The Elect received the Sacraments of Initiation last night: Baptism, Confirmation, and Holy Communion, while the candidates affirmed their belief in all that the Catholic Church teaches and received the Sacraments of Confirmation and Holy Communion. Some may have been baptized Catholics and have received their First Holy Communion in the second grade and then fell away from the practice of the Faith: they were confirmed last night. The Elect of last night are the Neophytes of this Easter Sunday Morning.
I know at least two of those who became Catholics last night and I know that G.K. Chesterton played a great role in one of them deciding to become Catholic.

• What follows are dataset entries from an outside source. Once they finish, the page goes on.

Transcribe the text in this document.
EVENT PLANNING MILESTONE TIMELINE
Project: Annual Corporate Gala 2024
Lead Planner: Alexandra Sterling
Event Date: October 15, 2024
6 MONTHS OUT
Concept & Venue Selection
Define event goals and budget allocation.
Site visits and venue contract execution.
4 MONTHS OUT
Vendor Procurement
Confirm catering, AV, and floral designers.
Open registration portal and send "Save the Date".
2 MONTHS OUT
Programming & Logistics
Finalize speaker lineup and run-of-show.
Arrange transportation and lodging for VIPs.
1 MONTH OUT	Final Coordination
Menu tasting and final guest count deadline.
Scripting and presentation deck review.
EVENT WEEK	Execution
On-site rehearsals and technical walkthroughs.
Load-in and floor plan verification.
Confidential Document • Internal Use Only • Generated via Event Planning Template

Chesterton thought often about his "conversion" to Catholicism from the Church of England and he wrote about it often, publishing at least four separate works on why he converted:
The Catholic Church and Conversion
Why I Am A Catholic
"Why I am a Catholic" essay in The Thing: Why I Am A Catholic
In The Well and the Shallows, essays on
MY SIX CONVERSIONS
I. THE RELIGION OF FOSSILS
II. WHEN THE WORLD TURNED BACK
III. THE SURRENDER UPON SEX
IV. THE PRAYER-BOOK PROBLEM
V. THE COLLAPSE OF MATERIALISM
VI. THE CASE OF SPAIN
VII. THE WELL AND THE SHALLOWS
Our G.K. Chesterton group has been reading those various essays which Ignatius Press has collected in one volume--and are just about to finish the last three essays, which will combine with reading chapters from The Woman Who Was Chesterton starting in April.

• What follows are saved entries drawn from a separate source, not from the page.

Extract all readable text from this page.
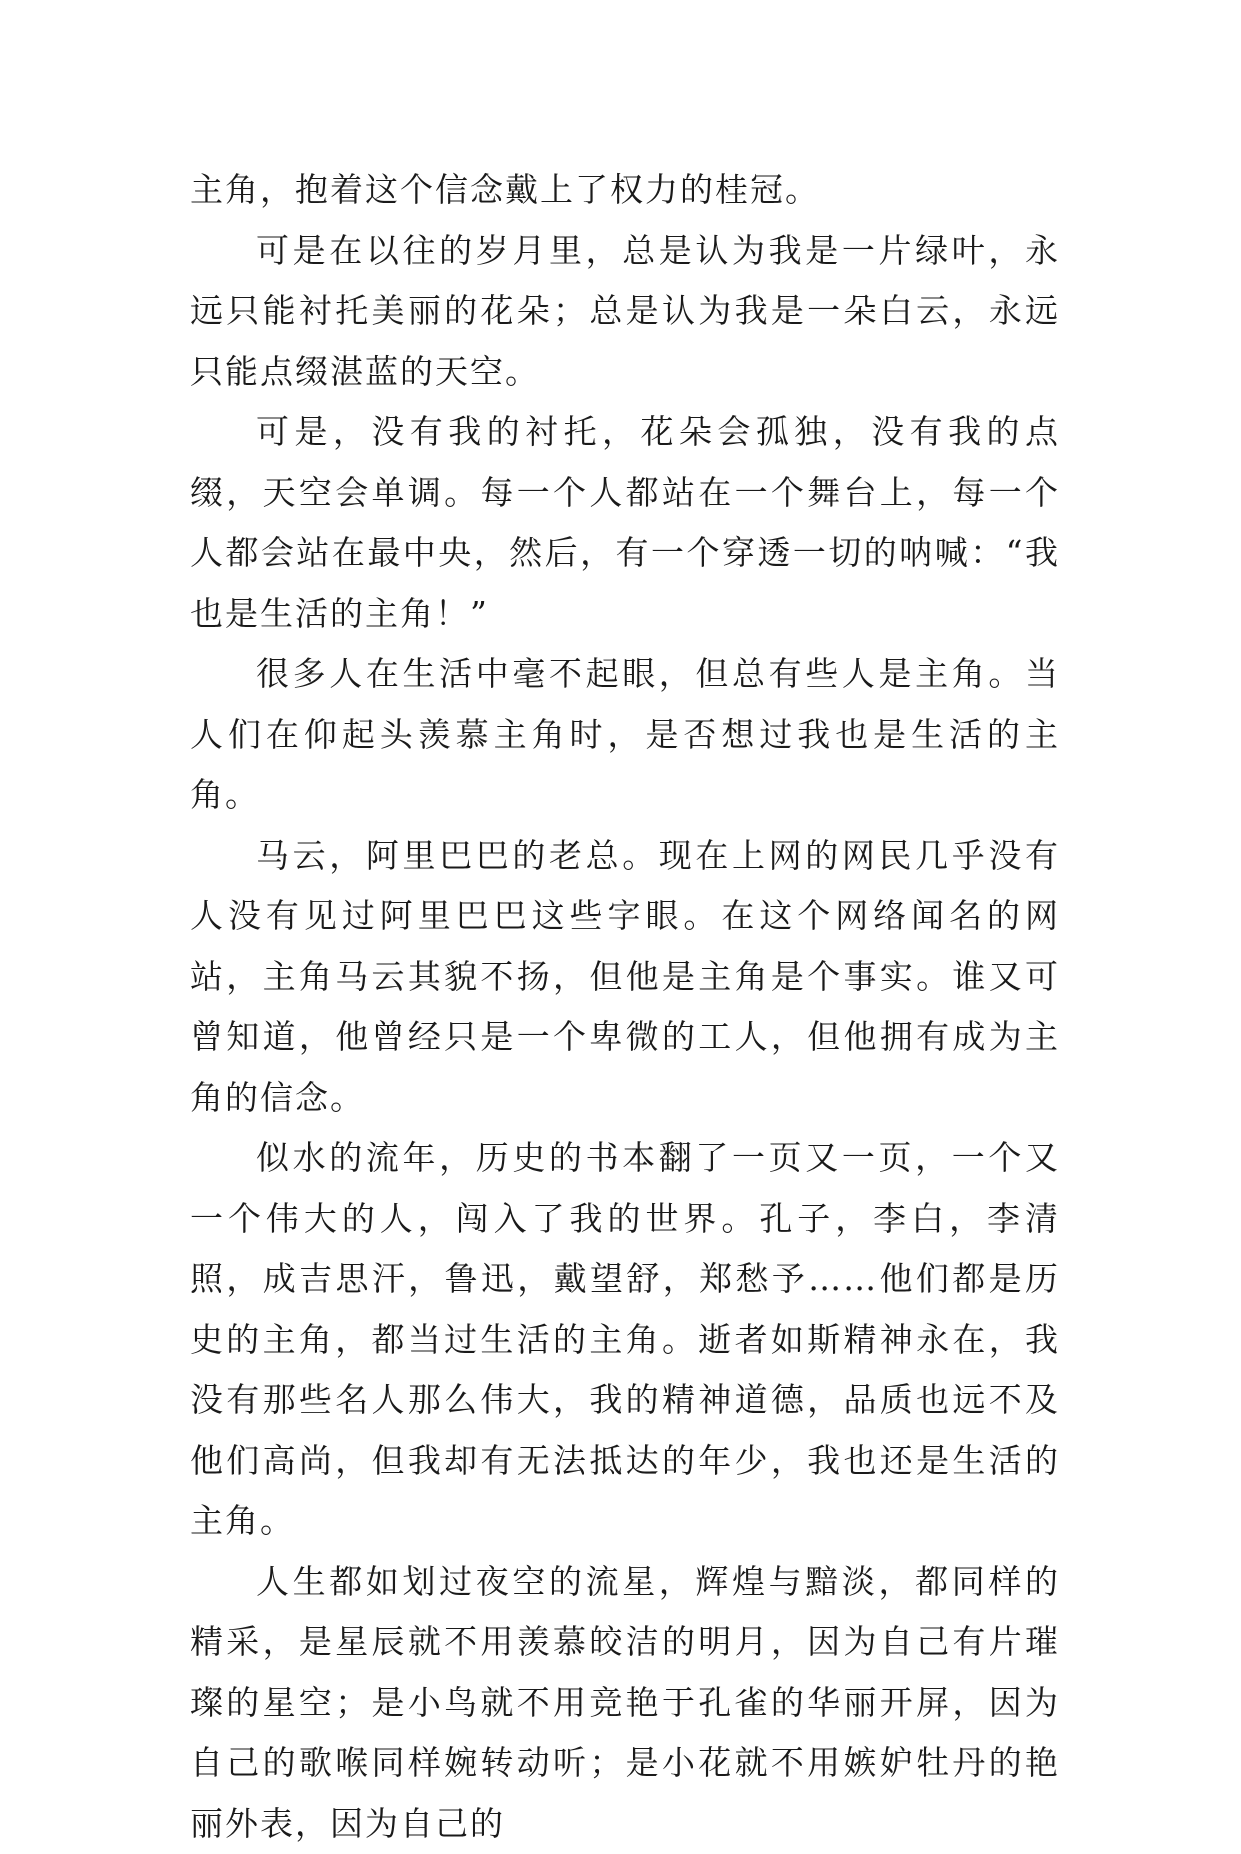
主角，抱着这个信念戴上了权力的桂冠。

可是在以往的岁月里，总是认为我是一片绿叶，永远只能衬托美丽的花朵；总是认为我是一朵白云，永远只能点缀湛蓝的天空。

可是，没有我的衬托，花朵会孤独，没有我的点缀，天空会单调。每一个人都站在一个舞台上，每一个人都会站在最中央，然后，有一个穿透一切的呐喊：“我也是生活的主角！”

很多人在生活中毫不起眼，但总有些人是主角。当人们在仰起头羡慕主角时，是否想过我也是生活的主角。

马云，阿里巴巴的老总。现在上网的网民几乎没有人没有见过阿里巴巴这些字眼。在这个网络闻名的网站，主角马云其貌不扬，但他是主角是个事实。谁又可曾知道，他曾经只是一个卑微的工人，但他拥有成为主角的信念。

似水的流年，历史的书本翻了一页又一页，一个又一个伟大的人，闯入了我的世界。孔子，李白，李清照，成吉思汗，鲁迅，戴望舒，郑愁予……他们都是历史的主角，都当过生活的主角。逝者如斯精神永在，我没有那些名人那么伟大，我的精神道德，品质也远不及他们高尚，但我却有无法抵达的年少，我也还是生活的主角。

人生都如划过夜空的流星，辉煌与黯淡，都同样的精采，是星辰就不用羡慕皎洁的明月，因为自己有片璀璨的星空；是小鸟就不用竞艳于孔雀的华丽开屏，因为自己的歌喉同样婉转动听；是小花就不用嫉妒牡丹的艳丽外表，因为自己的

Perhaps these two paragraphs from the "Why I Am a Catholic" essay in The Thing summarize Chesterton's reasons for becoming a Catholic. He just kept finding out that the Catholic Church told the truth:
As I say, this is only one aspect; but it was the first that affected me and it leads on to others. When a hammer has hit the right nail on the head a hundred times, there comes a time when we think it was not altogether by accident. But these historical proofs would be nothing without the human and personal proofs, which would need quite a different sort of description. It is enough to say that those who know the Catholic practice find it not only right, but always right when everything else is wrong; making the Confessional the very throne of candour where the world outside talks nonsense about it as a sort of conspiracy; upholding humility when everybody is praising pride; charged with sentimental charity when the world is talking a brutal utilitarianism; charged with dogmatic harshness when the world is loud and loose with vulgar sentimentalism--as it is to-day. At the place where the roads meet there is no doubt of the convergence. A man may think all sorts of things, most of them honest and many of them true, about the right way to turn in the maze at Hampton Court. But he does not think he is in the centre; he knows.
Welcome home, Neophytes, reverts, and new Catholics! Make yourself at home, all cradle Catholics who renewed our baptismal promises--that perhaps others made for us--last night or will renew them today!
Happy Easter! Christ is Risen! He is Risen Indeed!